Explanation for "saddle" pattern
Submitted by Kathy Maffei on Thu, 2006-03-23 14:30
If you'll recall, we had a discussion yesterday in class about the "saddle" pattern seen in testing a range of input values (x & y each from 0 to 1) for the xor problem. There was some question as to why the saddle always ran like "/" rather than "\" Basically, the center range of x & y insisted on returning high values, even when Doug added training data for (0.5,0.5) to return 0. My intuition was that it had something to do with the calculations involved in adjusting the network's weights during back-propagation. Math isn't my forte (unfortunately, for a comp sci major!), but I'm pretty sure I've confirmed that the backprop algorithm is biased for answers of 1 over 0. Let me know if there's a hole in my logic, here.
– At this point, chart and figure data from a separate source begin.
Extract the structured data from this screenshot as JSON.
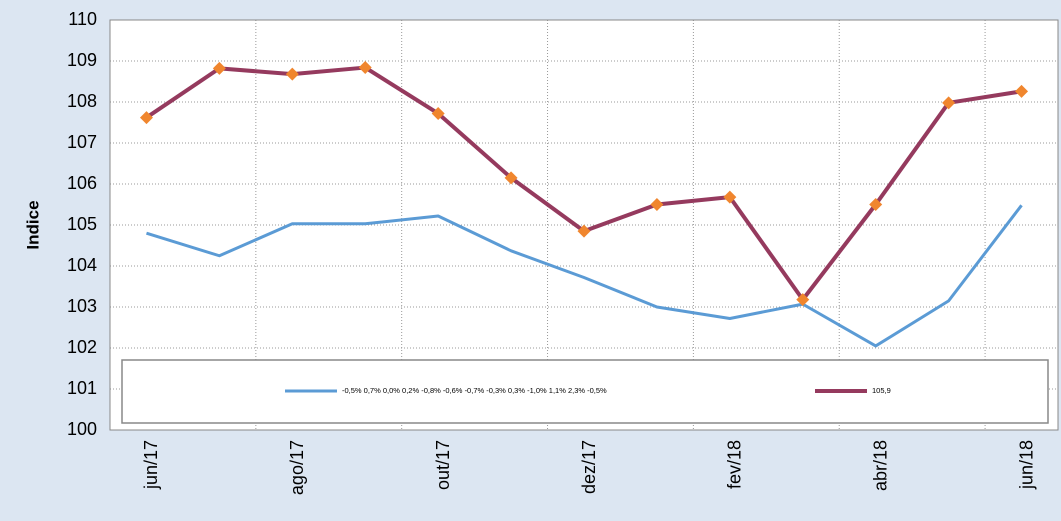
{
  "chart_data": {
    "type": "line",
    "y_label": "Indice",
    "categories": [
      "jun/17",
      null,
      "ago/17",
      null,
      "out/17",
      null,
      "dez/17",
      null,
      "fev/18",
      null,
      "abr/18",
      null,
      "jun/18"
    ],
    "series": [
      {
        "name": "-0,5% 0,7% 0,0% 0,2% -0,8% -0,6% -0,7% -0,3% 0,3% -1,0% 1,1% 2,3% -0,5%",
        "color": "#5b9bd5",
        "markers": false,
        "values": [
          104.8,
          104.25,
          105.03,
          105.03,
          105.22,
          104.37,
          103.72,
          103.0,
          102.72,
          103.07,
          102.05,
          103.15,
          105.48
        ]
      },
      {
        "name": "105,9",
        "color": "#953a5e",
        "markers": true,
        "marker_color": "#f0862e",
        "values": [
          107.62,
          108.82,
          108.68,
          108.84,
          107.72,
          106.15,
          104.85,
          105.5,
          105.68,
          103.18,
          105.5,
          107.98,
          108.26
        ]
      }
    ],
    "ylim": [
      100,
      110
    ],
    "yticks": [
      100,
      101,
      102,
      103,
      104,
      105,
      106,
      107,
      108,
      109,
      110
    ],
    "grid": true,
    "legend": "bottom"
  }
}
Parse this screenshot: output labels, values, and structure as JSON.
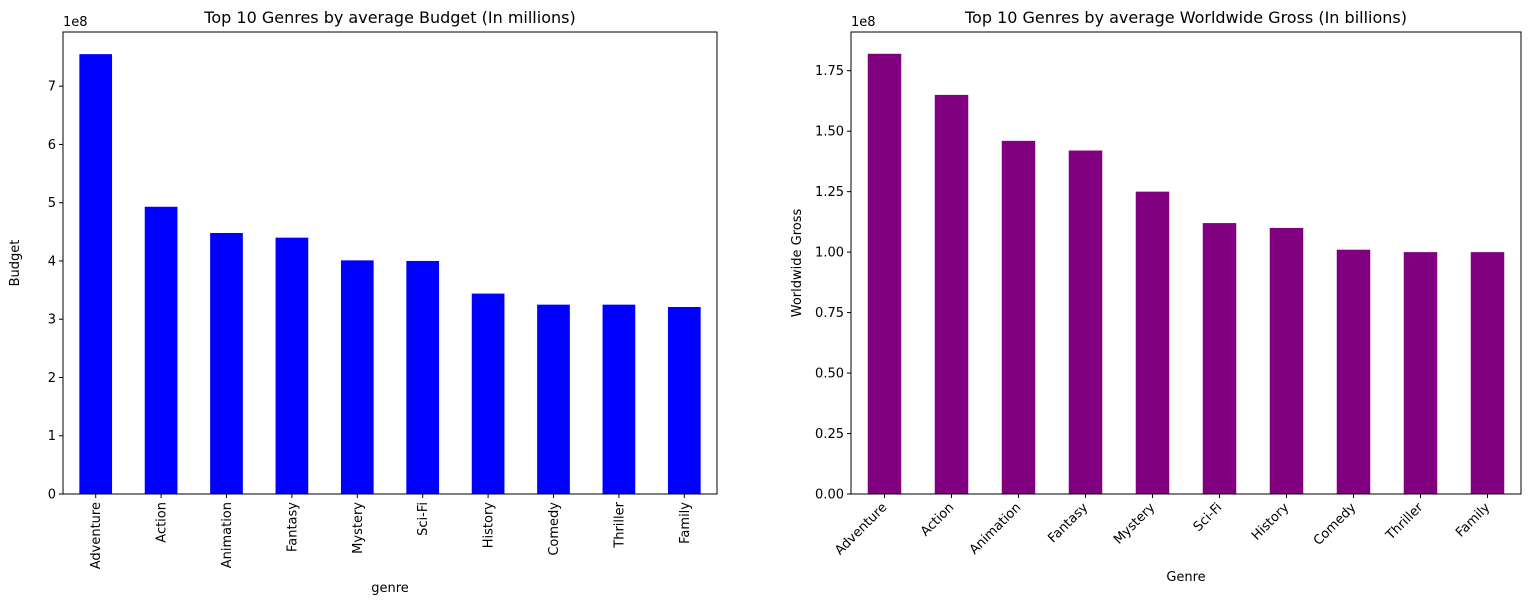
{
  "chart_data": [
    {
      "type": "bar",
      "title": "Top 10 Genres by average Budget (In millions)",
      "xlabel": "genre",
      "ylabel": "Budget",
      "offset_text": "1e8",
      "categories": [
        "Adventure",
        "Action",
        "Animation",
        "Fantasy",
        "Mystery",
        "Sci-Fi",
        "History",
        "Comedy",
        "Thriller",
        "Family"
      ],
      "values": [
        755000000,
        493000000,
        448000000,
        440000000,
        401000000,
        400000000,
        344000000,
        325000000,
        325000000,
        321000000
      ],
      "ylim": [
        0,
        793000000
      ],
      "yticks": [
        0,
        100000000,
        200000000,
        300000000,
        400000000,
        500000000,
        600000000,
        700000000
      ],
      "ytick_labels": [
        "0",
        "1",
        "2",
        "3",
        "4",
        "5",
        "6",
        "7"
      ],
      "color": "#0000ff",
      "xtick_rotation": 90,
      "grid": false
    },
    {
      "type": "bar",
      "title": "Top 10 Genres by average Worldwide Gross (In billions)",
      "xlabel": "Genre",
      "ylabel": "Worldwide Gross",
      "offset_text": "1e8",
      "categories": [
        "Adventure",
        "Action",
        "Animation",
        "Fantasy",
        "Mystery",
        "Sci-Fi",
        "History",
        "Comedy",
        "Thriller",
        "Family"
      ],
      "values": [
        182000000,
        165000000,
        146000000,
        142000000,
        125000000,
        112000000,
        110000000,
        101000000,
        100000000,
        100000000
      ],
      "ylim": [
        0,
        191000000
      ],
      "yticks": [
        0,
        25000000,
        50000000,
        75000000,
        100000000,
        125000000,
        150000000,
        175000000
      ],
      "ytick_labels": [
        "0.00",
        "0.25",
        "0.50",
        "0.75",
        "1.00",
        "1.25",
        "1.50",
        "1.75"
      ],
      "color": "#800080",
      "xtick_rotation": 45,
      "grid": false
    }
  ]
}
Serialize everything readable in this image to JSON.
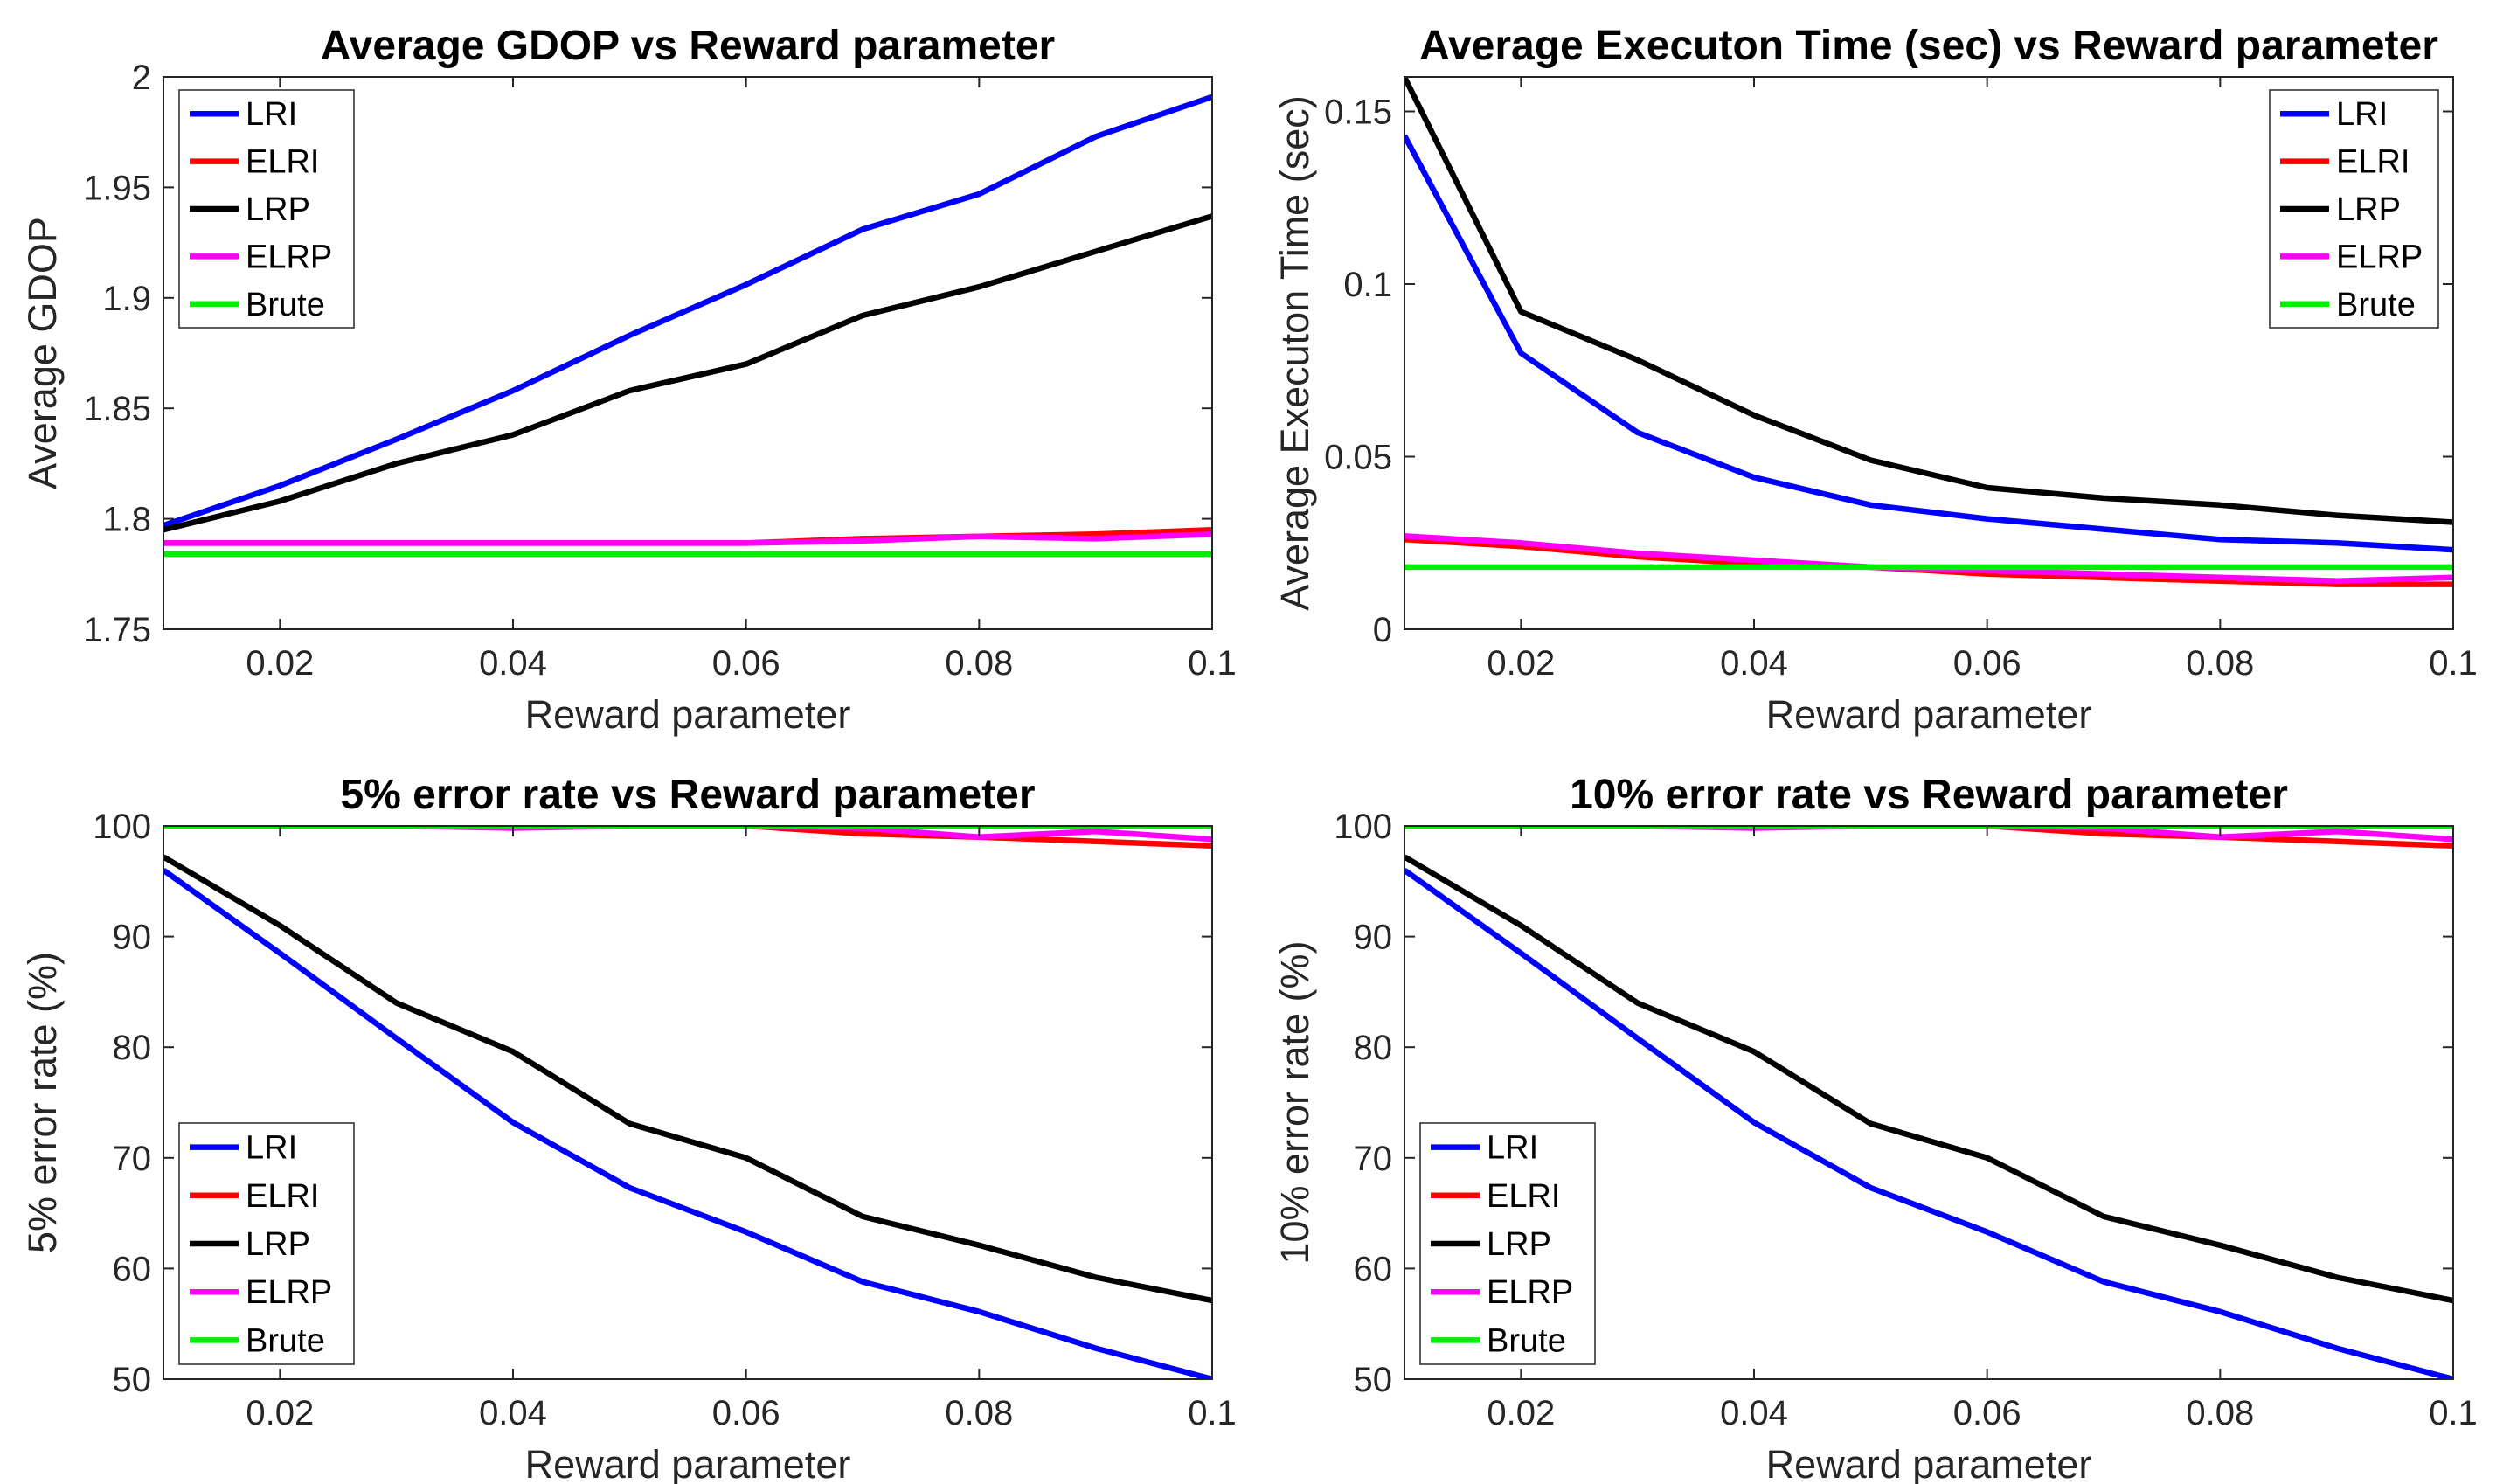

I've written out a few examples and posted them online in case anyone would like to see them. Basically, for each of 4 examples I compared two cases of error that were the same distance from the goal (desiredOutput) but in opposite directions. Basic logic (at least mine!) would suggest that regardless of which direction (positive or negative) you are from the goal, you would want to adjust the same amount (negative or positive) for comparable distances away. But, in all but one case, the weightAdjustment was very different for a negative error than for a positive error of the same absolute value (distance from the desiredOutput). The only case where the weightAdjustments were the same absolute value was Example 2, where the actualOutput was 0.5 for each, and the goals were 1 and 0 - same distance (pos & neg) and same actualOutput. Why? Because for some reason the actualOutput is factored into the final weightAdjustment. This is what causes the bias. I'm sure Doug will be able to explain why the algorithm is configured this way - there must be a good reason. And like I said, maybe there's a hole in my logic. Any thoughts?